One more currency name parameter cy in the trading parameters, the value is "TFHCOIN".

Then let's look at the details of the transaction:
> sero.getTransaction( "0x7024f426f376d188b6980b720d44104fe3f908d25d0d53c3f7e130f30f6d9765" ) { blockHash: "0x735bb...17c3a", blockNumber: 10, gas: 90000, gasPrice: 1000000000, hash: "0x7024f...d9765", input: "0x", nonce: 0, stx: { Bcr: "0x85247...d8a714", Bsign: "0x52013f...6df801", Desc_O_Ins: [], Desc_O_Outs: [], Desc_Z_Ins: [ { Anchor: "0xb0aaddf...d856d06", AssetCM: "0x2d3cc...89cf62d", Nil: "0x30da...bcee20", Proof: "0x025eed...da7031b", Trace: "0x811f...90b10b" }, ... ], Desc_Z_Outs: [ { AssetCM: "0xac8f2...e11c3ad", OutCM: "0x0a586e...13e2486", PKr: "0x875808...14d1c10", Proof: "0x036b46...8d100e" }, ... ], Ehash: "0xf125e7...4809768", Fee: "90000000000000", From: "0x807dc...d1bb80a", Sign: "0xadf77...003702" }, to: null, transactionIndex: 0, value: 0 }
It is the same as the SERO coins's transfer seen above, anyone do not know the input address, do not the output address and do not know the amount!

Conclusions

With the prototype of the smart contract that issued TFHCOIN tokens, Alice can continuously enrich it to achieve her charitable purposes.

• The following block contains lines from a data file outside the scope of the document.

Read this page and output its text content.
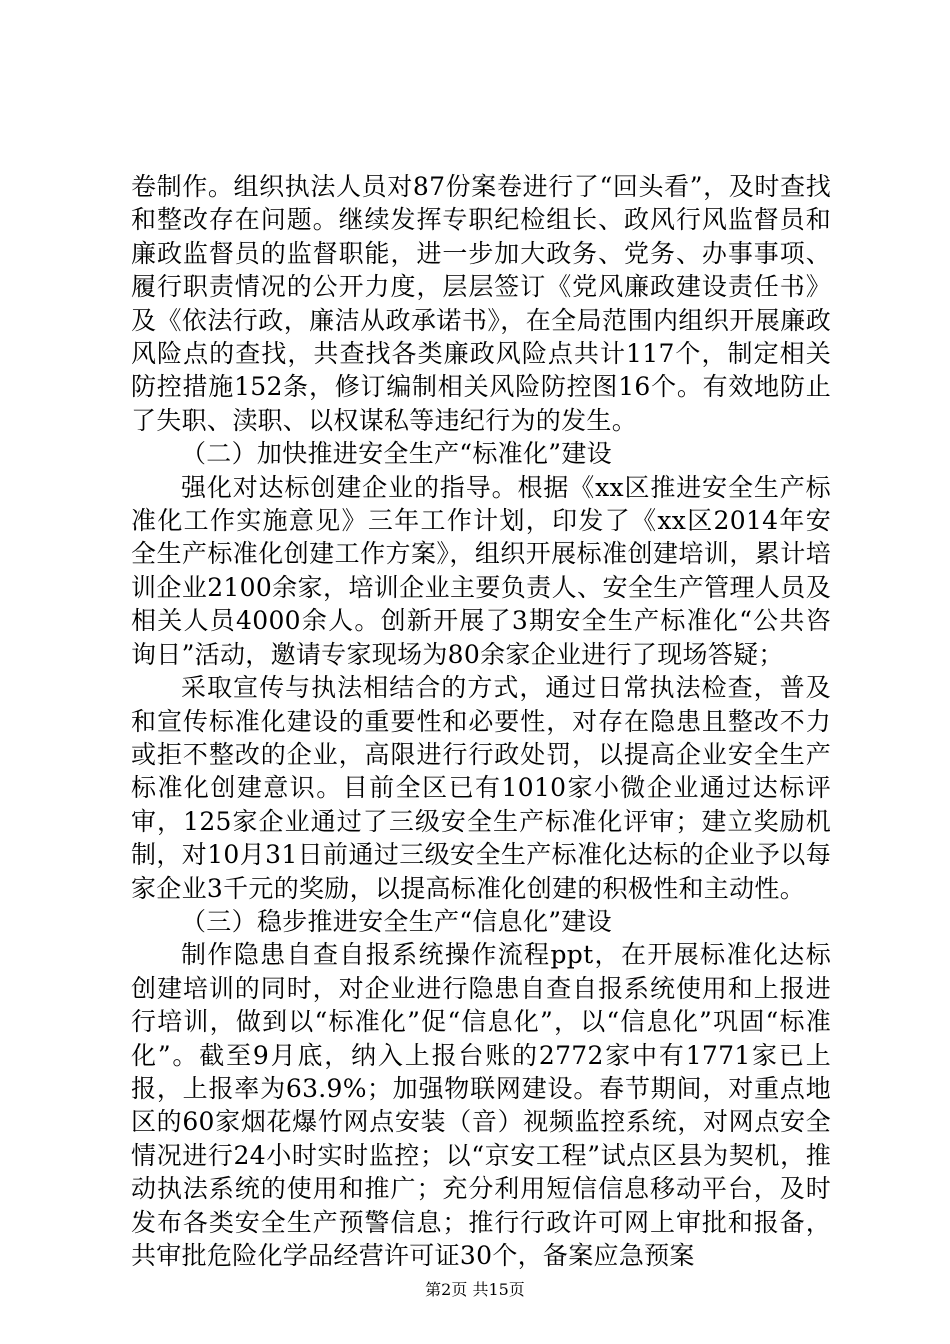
卷制作。组织执法人员对87份案卷进行了“回头看”，及时查找和整改存在问题。继续发挥专职纪检组长、政风行风监督员和廉政监督员的监督职能，进一步加大政务、党务、办事事项、履行职责情况的公开力度，层层签订《党风廉政建设责任书》及《依法行政，廉洁从政承诺书》，在全局范围内组织开展廉政风险点的查找，共查找各类廉政风险点共计117个，制定相关防控措施152条，修订编制相关风险防控图16个。有效地防止了失职、渎职、以权谋私等违纪行为的发生。

（二）加快推进安全生产“标准化”建设

强化对达标创建企业的指导。根据《xx区推进安全生产标准化工作实施意见》三年工作计划，印发了《xx区2014年安全生产标准化创建工作方案》，组织开展标准创建培训，累计培训企业2100余家，培训企业主要负责人、安全生产管理人员及相关人员4000余人。创新开展了3期安全生产标准化“公共咨询日”活动，邀请专家现场为80余家企业进行了现场答疑；

采取宣传与执法相结合的方式，通过日常执法检查，普及和宣传标准化建设的重要性和必要性，对存在隐患且整改不力或拒不整改的企业，高限进行行政处罚，以提高企业安全生产标准化创建意识。目前全区已有1010家小微企业通过达标评审，125家企业通过了三级安全生产标准化评审；建立奖励机制，对10月31日前通过三级安全生产标准化达标的企业予以每家企业3千元的奖励，以提高标准化创建的积极性和主动性。

（三）稳步推进安全生产“信息化”建设

制作隐患自查自报系统操作流程ppt，在开展标准化达标创建培训的同时，对企业进行隐患自查自报系统使用和上报进行培训，做到以“标准化”促“信息化”，以“信息化”巩固“标准化”。截至9月底，纳入上报台账的2772家中有1771家已上报，上报率为63.9%；加强物联网建设。春节期间，对重点地区的60家烟花爆竹网点安装（音）视频监控系统，对网点安全情况进行24小时实时监控；以“京安工程”试点区县为契机，推动执法系统的使用和推广；充分利用短信信息移动平台，及时发布各类安全生产预警信息；推行行政许可网上审批和报备，共审批危险化学品经营许可证30个，备案应急预案

第2页 共15页
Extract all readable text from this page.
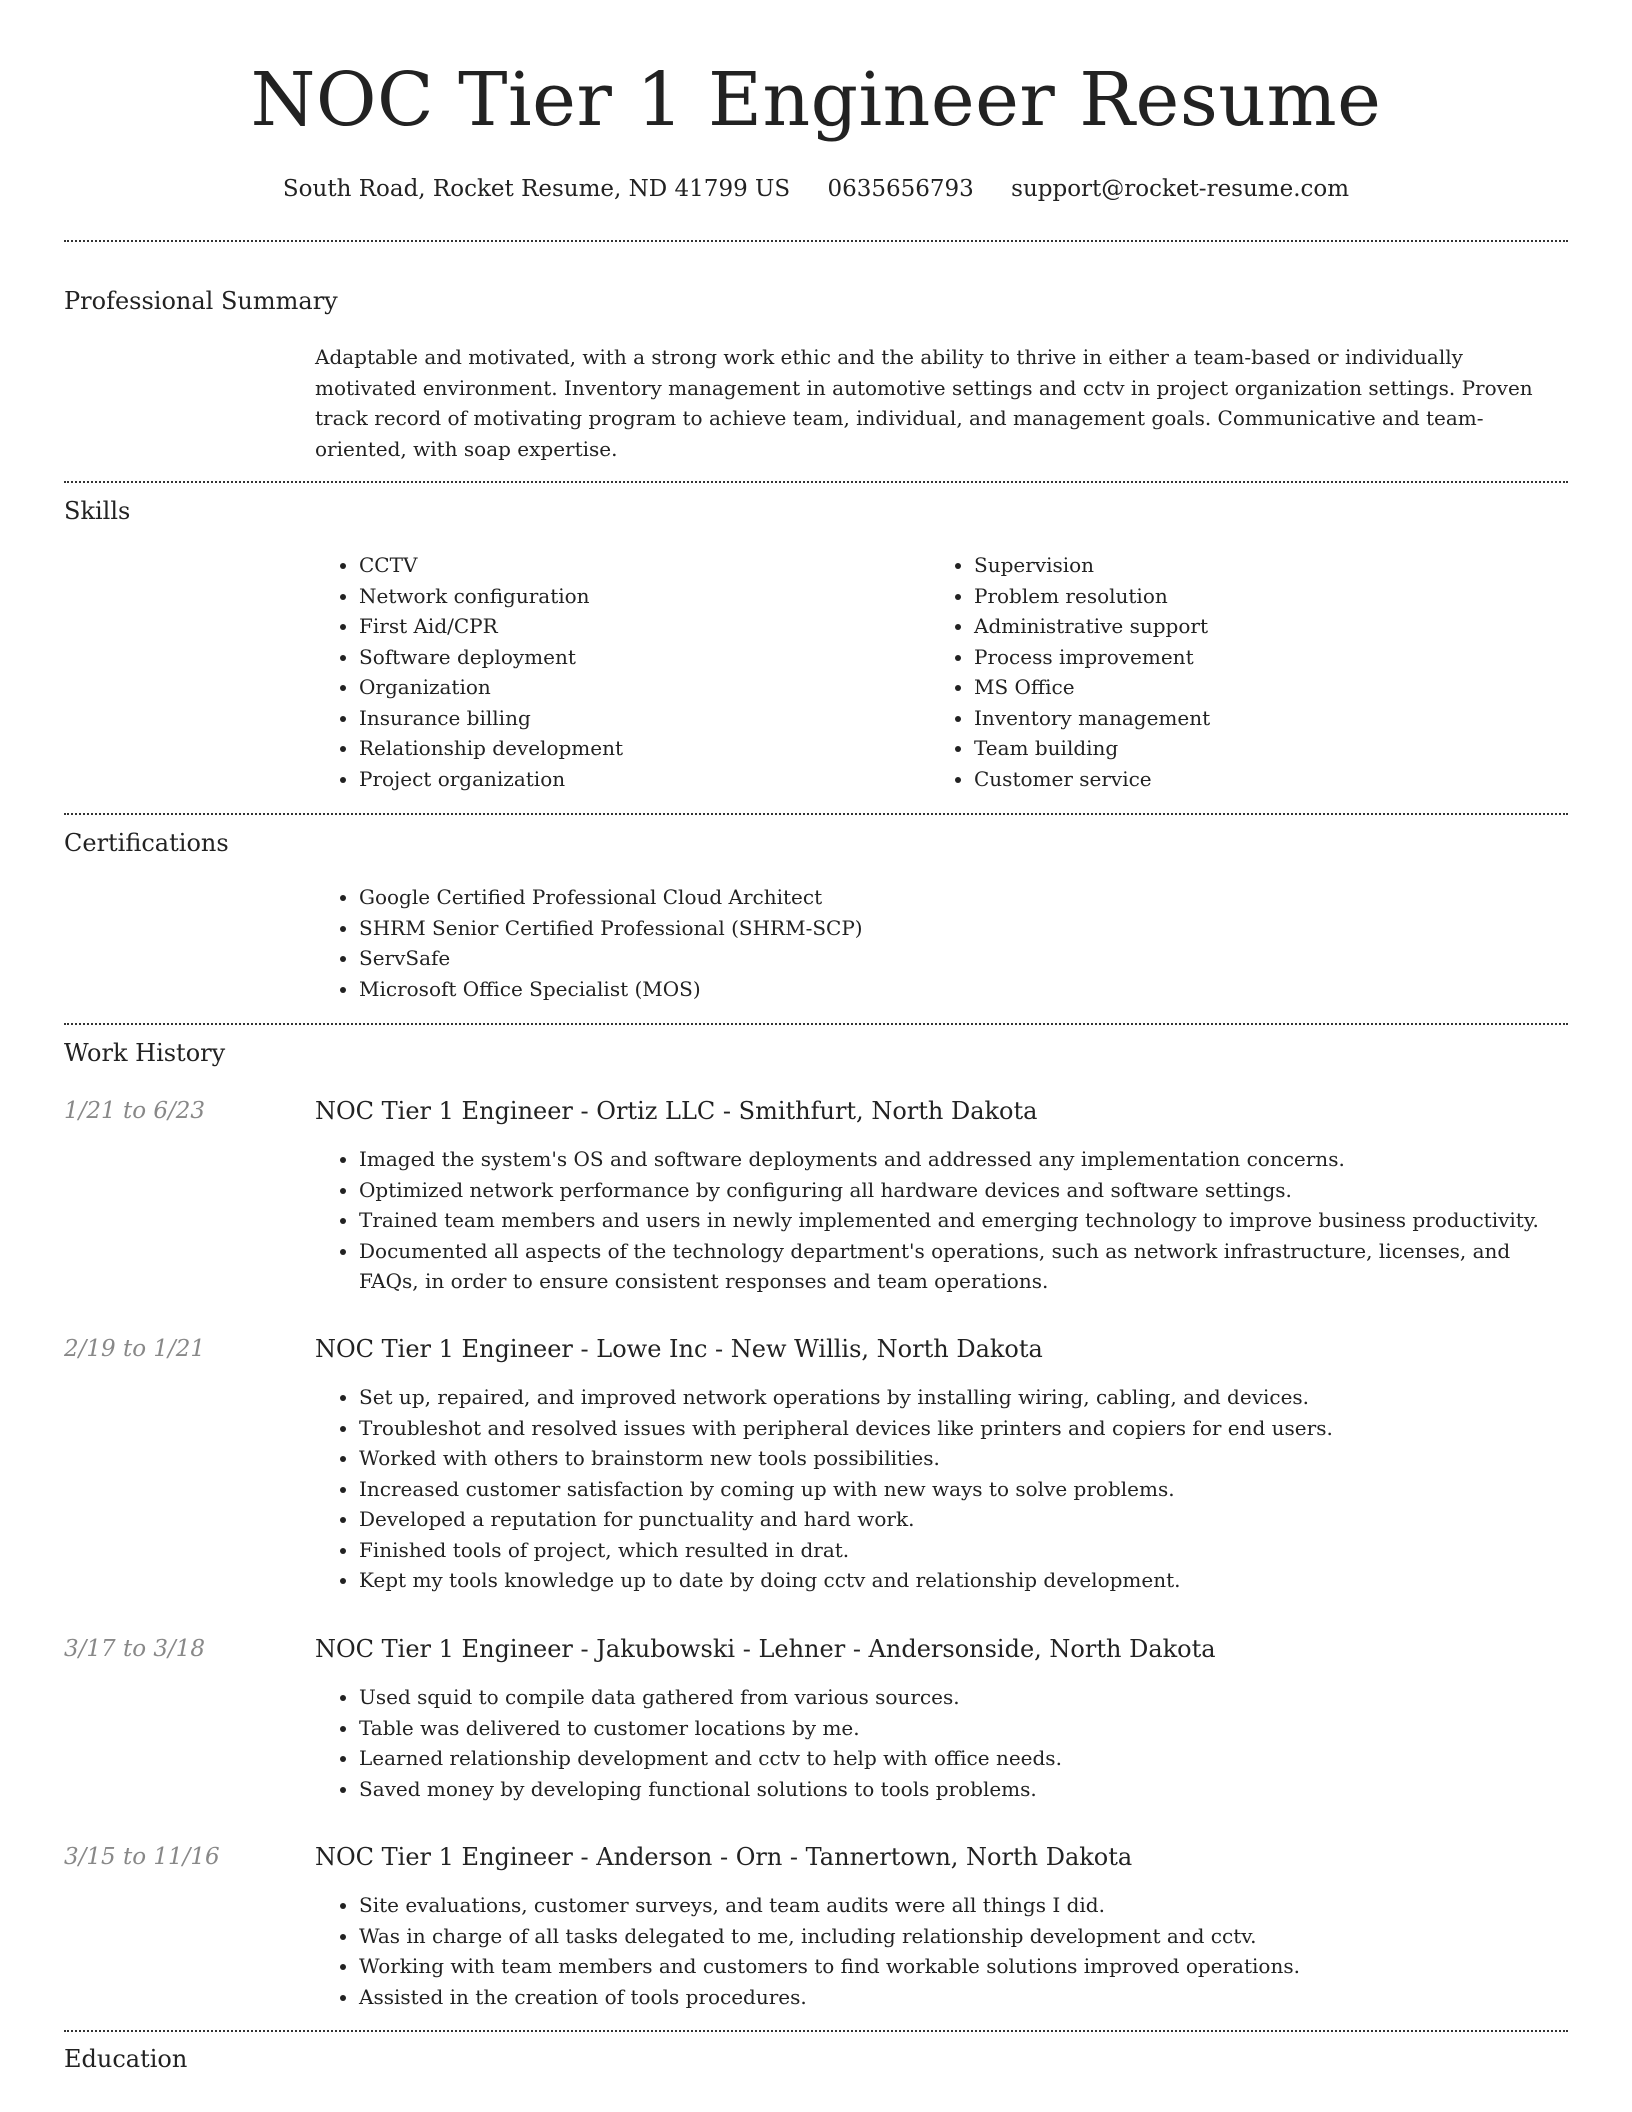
NOC Tier 1 Engineer Resume
South Road, Rocket Resume, ND 41799 US 0635656793 support@rocket-resume.com
Professional Summary

Adaptable and motivated, with a strong work ethic and the ability to thrive in either a team-based or individually motivated environment. Inventory management in automotive settings and cctv in project organization settings. Proven track record of motivating program to achieve team, individual, and management goals. Communicative and team-oriented, with soap expertise.

Skills
• CCTV
• Network configuration
• First Aid/CPR
• Software deployment
• Organization
• Insurance billing
• Relationship development
• Project organization
• Supervision
• Problem resolution
• Administrative support
• Process improvement
• MS Office
• Inventory management
• Team building
• Customer service
Certifications
• Google Certified Professional Cloud Architect
• SHRM Senior Certified Professional (SHRM-SCP)
• ServSafe
• Microsoft Office Specialist (MOS)
Work History
1/21 to 6/23	NOC Tier 1 Engineer - Ortiz LLC - Smithfurt, North Dakota
• Imaged the system's OS and software deployments and addressed any implementation concerns.
• Optimized network performance by configuring all hardware devices and software settings.
• Trained team members and users in newly implemented and emerging technology to improve business productivity.
• Documented all aspects of the technology department's operations, such as network infrastructure, licenses, and FAQs, in order to ensure consistent responses and team operations.
2/19 to 1/21	NOC Tier 1 Engineer - Lowe Inc - New Willis, North Dakota
• Set up, repaired, and improved network operations by installing wiring, cabling, and devices.
• Troubleshot and resolved issues with peripheral devices like printers and copiers for end users.
• Worked with others to brainstorm new tools possibilities.
• Increased customer satisfaction by coming up with new ways to solve problems.
• Developed a reputation for punctuality and hard work.
• Finished tools of project, which resulted in drat.
• Kept my tools knowledge up to date by doing cctv and relationship development.
3/17 to 3/18	NOC Tier 1 Engineer - Jakubowski - Lehner - Andersonside, North Dakota
• Used squid to compile data gathered from various sources.
• Table was delivered to customer locations by me.
• Learned relationship development and cctv to help with office needs.
• Saved money by developing functional solutions to tools problems.
3/15 to 11/16	NOC Tier 1 Engineer - Anderson - Orn - Tannertown, North Dakota
• Site evaluations, customer surveys, and team audits were all things I did.
• Was in charge of all tasks delegated to me, including relationship development and cctv.
• Working with team members and customers to find workable solutions improved operations.
• Assisted in the creation of tools procedures.
Education
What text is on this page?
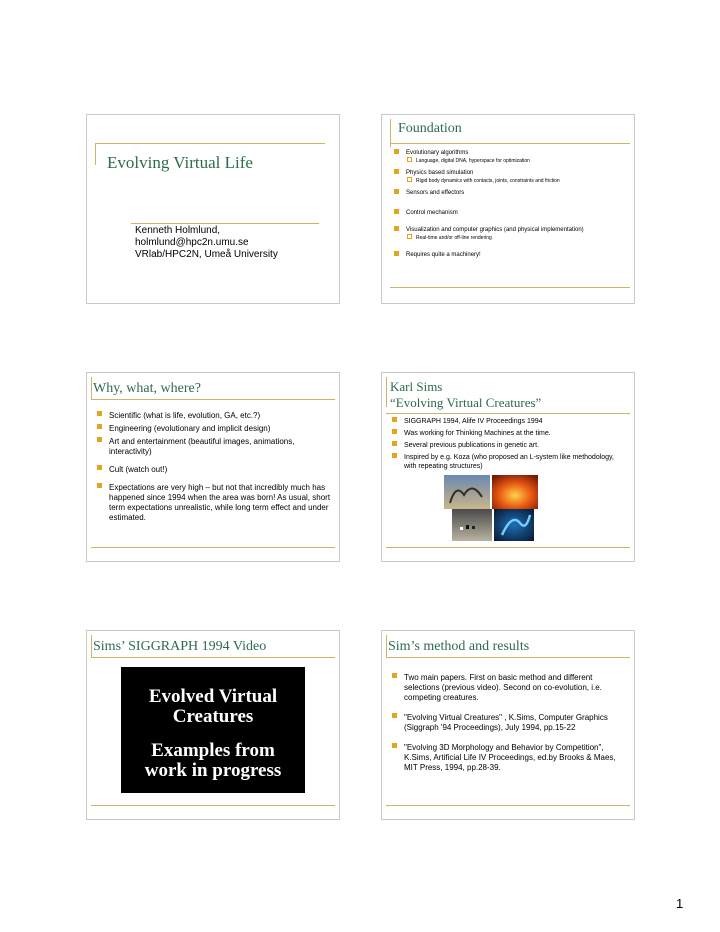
Evolving Virtual Life
Kenneth Holmlund,
holmlund@hpc2n.umu.se
VRlab/HPC2N, Umeå University
Foundation
Evolutionary algorithms
Language, digital DNA, hyperspace for optimization
Physics based simulation
Rigid body dynamics with contacts, joints, constraints and friction
Sensors and effectors
Control mechanism
Visualization and computer graphics (and physical implementation)
Real-time and/or off-line rendering
Requires quite a machinery!
Why, what, where?
Scientific (what is life, evolution, GA, etc.?)
Engineering (evolutionary and implicit design)
Art and entertainment (beautiful images, animations, interactivity)
Cult (watch out!)
Expectations are very high – but not that incredibly much has happened since 1994 when the area was born! As usual, short term expectations unrealistic, while long term effect and under estimated.
Karl Sims
“Evolving Virtual Creatures”
SIGGRAPH 1994, Alife IV Proceedings 1994
Was working for Thinking Machines at the time.
Several previous publications in genetic art.
Inspired by e.g. Koza (who proposed an L-system like methodology, with repeating structures)
Sims’ SIGGRAPH 1994 Video
Evolved Virtual
Creatures
Examples from
work in progress
Sim’s method and results
Two main papers. First on basic method and different selections (previous video). Second on co-evolution, i.e. competing creatures.
"Evolving Virtual Creatures" , K.Sims, Computer Graphics (Siggraph '94 Proceedings), July 1994, pp.15-22
"Evolving 3D Morphology and Behavior by Competition", K.Sims, Artificial Life IV Proceedings, ed.by Brooks & Maes, MIT Press, 1994, pp.28-39.
1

After the smart contract is generated and released, since the issued tokens is directly into the user account, rather than being hosted by the smart contract, it is easy to write another smart contract to receive the tokens and add new logic to the tokens. It's as simple as adding new logic to SERO coins.

Of course, Alice has a long way to go to complete her career, and we hope that SERO can be used for the right cause.